Data Cleansing¶
One-stop data quality powerhouse – instantly clean dozens of common messy data issues: null handling, whitespace, unwanted characters, case standardization, and more. Perfect for preparing raw source data (CSV, Excel, APIs, logs) before analytics, modeling, or reporting.
Input¶
It accepts DataFrame as input from the previous Node
Output¶
This node output cleansed data
Type¶
transform
Class¶
fire.nodes.etl.NodeDataCleansing
Fields¶
Name |
Title |
Description |
|---|---|---|
Columns |
Columns |
|
inputCols |
Select Columns |
Columns you want to clean. Leave empty to apply settings globally where it makes sense (e.g., trim whitespace on all string columns). |
Remove Nulls |
Remove Nulls |
|
removeNullRows |
Remove Null Rows |
Drop entire rows that contain nulls in the selected columns (or any column if none selected). Great for strict data quality requirements. |
removeNullColumns |
Remove Null Columns |
Drop entire columns that are completely null/empty. Useful after Union when some sources don’t have certain fields. |
Replace Nulls |
Replace Nulls |
|
replaceWithBlanks |
Replace Nulls → Blank (String fields) |
Replace nulls in string columns with empty string ‘’ instead of literal ‘null’. Makes downstream joins and reports look clean. |
replaceWithZero |
Replace Nulls → 0 (Numeric fields) |
Replace nulls in numeric columns with 0. Essential for aggregations (sum, avg) so nulls don’t skew results. |
Remove Unwanted Characters |
Remove Unwanted Characters |
|
trimWhitespace |
Trim Leading/Trailing Whitespace |
Remove spaces before/after text (e.g., ‘ John ‘ → ‘John’). The #1 most common data issue! |
removeTabsLineBreaks |
Remove Tabs, Line Breaks & Duplicate Spaces |
Clean up copy-paste mess: replaces t, , r and multiple spaces with single space. |
allWhiteSpace |
All Whitespace Characters |
Remove every kind of whitespace (including non-breaking spaces). |
letters |
Letters (A-Z, a-z) |
Strip all letters – useful for extracting numbers from mixed fields. |
lettersExceptions |
Letters Exceptions |
Comma-separated letters to KEEP (e.g., ‘A,E,I,O,U’ to keep vowels). |
numbers |
Numbers (0-9) |
Strip all digits – perfect for cleaning names that contain numbers. |
numbersExceptions |
Numbers Exceptions |
Digits to KEEP (e.g., ‘123’ to preserve house numbers). |
punctuation |
Punctuation & Symbols |
Remove !”#$%&’()*+,-./:;<=>?@[]^_`{|}~ etc. |
punctuationExceptions |
Punctuation Exceptions |
Symbols to KEEP (e.g., ‘.,-‘ for decimal numbers and names like O’Connor). |
Modify Case |
Modify Case |
|
modifyCase |
Modify Case |
Standardize text case: • Upper case → JOHN DOE • Lower Case → john doe • Title Case → John Doe • Default → no change |
Details¶
Data Cleansing Node – Fix 95% of Real-World Data Mess in One Click¶
The Data Cleansing node is the fastest way to turn dirty, inconsistent source data into clean, trusted, analysis-ready tables. Used by thousands of analysts daily to eliminate the most common (and frustrating) data quality issues instantly.
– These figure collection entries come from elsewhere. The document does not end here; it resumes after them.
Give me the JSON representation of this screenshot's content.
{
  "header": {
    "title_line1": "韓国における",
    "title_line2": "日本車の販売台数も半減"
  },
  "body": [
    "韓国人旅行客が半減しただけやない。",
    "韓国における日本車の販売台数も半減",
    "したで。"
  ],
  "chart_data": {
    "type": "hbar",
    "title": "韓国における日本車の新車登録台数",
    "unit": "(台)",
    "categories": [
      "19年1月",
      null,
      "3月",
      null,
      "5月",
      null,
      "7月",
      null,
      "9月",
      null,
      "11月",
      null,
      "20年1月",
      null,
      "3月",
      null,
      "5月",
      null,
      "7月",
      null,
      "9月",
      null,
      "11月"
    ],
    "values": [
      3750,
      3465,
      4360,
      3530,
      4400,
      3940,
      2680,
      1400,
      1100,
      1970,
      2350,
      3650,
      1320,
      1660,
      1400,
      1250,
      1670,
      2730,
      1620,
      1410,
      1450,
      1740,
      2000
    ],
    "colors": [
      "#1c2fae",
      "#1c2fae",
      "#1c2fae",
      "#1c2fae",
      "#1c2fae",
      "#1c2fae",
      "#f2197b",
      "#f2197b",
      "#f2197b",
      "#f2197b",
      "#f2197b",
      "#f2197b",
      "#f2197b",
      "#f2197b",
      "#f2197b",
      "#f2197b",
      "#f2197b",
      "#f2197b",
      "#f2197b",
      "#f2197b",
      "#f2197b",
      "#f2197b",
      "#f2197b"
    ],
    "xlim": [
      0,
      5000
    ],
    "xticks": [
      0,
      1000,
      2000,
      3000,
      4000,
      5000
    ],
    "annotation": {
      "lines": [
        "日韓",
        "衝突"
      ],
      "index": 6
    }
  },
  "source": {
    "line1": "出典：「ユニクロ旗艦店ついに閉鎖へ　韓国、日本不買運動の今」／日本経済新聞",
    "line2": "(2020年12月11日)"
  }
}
Real-World Problems It Solves Instantly¶
CSV/Excel files with extra spaces, tabs, line breaks
Nulls showing as blank, “null”, or actual null → breaking sums
Mixed case names/emails (JoHn.DoE@company.com)
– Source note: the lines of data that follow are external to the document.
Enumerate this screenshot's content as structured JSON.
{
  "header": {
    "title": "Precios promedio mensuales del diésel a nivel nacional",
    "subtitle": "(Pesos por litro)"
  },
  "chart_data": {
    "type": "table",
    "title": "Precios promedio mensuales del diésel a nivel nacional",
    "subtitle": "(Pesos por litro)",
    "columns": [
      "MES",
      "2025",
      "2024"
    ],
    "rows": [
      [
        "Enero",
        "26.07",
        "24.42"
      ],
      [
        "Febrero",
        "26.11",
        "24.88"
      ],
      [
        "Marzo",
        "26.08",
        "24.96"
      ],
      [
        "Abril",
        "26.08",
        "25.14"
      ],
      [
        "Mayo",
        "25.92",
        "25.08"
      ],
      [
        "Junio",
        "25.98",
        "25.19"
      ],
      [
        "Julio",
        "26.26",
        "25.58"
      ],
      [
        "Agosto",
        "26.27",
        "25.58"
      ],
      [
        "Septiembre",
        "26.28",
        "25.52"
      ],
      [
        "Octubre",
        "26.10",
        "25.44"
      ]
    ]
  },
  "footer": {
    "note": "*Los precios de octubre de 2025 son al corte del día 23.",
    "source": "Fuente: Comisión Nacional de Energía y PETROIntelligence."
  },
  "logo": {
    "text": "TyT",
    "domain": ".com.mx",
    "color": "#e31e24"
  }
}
Phone numbers with (123) 456-7890 → - → spaces
Product codes with hidden characters
Copied data from PDFs/websites with garbage symbols
Best Practice Combinations¶
Standard Clean Profile (most common):
Select all string columns
Trim Whitespace: true
Remove Tabs/Line Breaks: true
Replace Nulls → Blank: true
Title Case
Phone/Email Clean:
Remove Punctuation (except @ and .)
Trim + Lower Case
Numeric Clean:
Replace Nulls → 0
Remove Letters + Punctuation
Pro Tips¶
Run this node right after any Read/Union node
Combine with “Select” node after to drop/reorder
Use “Remove Null Columns” after Union Advanced to clean up schema drift
Examples¶
Data Cleansing – Before & After Real Examples¶
Example 1 – Typical Messy Customer Import¶
| Raw Data | After Standard Clean Profile |
|-----------------------------------|------------------------------|
| " john DOE " | "John Doe" |
| null | "" (blank) |
| "jane.smith@Company.com\\n" | "Jane Smith" / "jane.smith@company.com" |
| "O'Connor, Patrick" | "O'Connor, Patrick" (preserves ' and ,) |
| "123-456-7890 " | "1234567890" |
Example 2 – Financial Data with Nulls¶
| amount_raw | → Replace Null → 0 + Trim |
|------------|---------------------------|
| null | 0 |
| " 1,250.00 " | "1250.00" |
Example 3 – Product Codes with Garbage¶
| raw_code | Remove Letters + Punctuation |
|---------------------------|------------------------------|
| "ABC-123!@#XYZ" | "123" |
| "SKU_456 \t\\n" | "456" |
Example 4 – Email Standardization¶
| raw_email | Lower Case + Trim + Remove Tabs |
|-------------------------------|---------------------------------|
| " John.Doe@Company.COM \\n" | "john.doe@company.com" |
Example 5 – Name Consistency for Matching¶
| raw_name | Title Case + Trim + Remove Duplicate Spaces |
|-----------------------|---------------------------------------------|
| " john doe " | "John Doe" |
| "MARY-ANNE SMITH" | "Mary-Anne Smith" |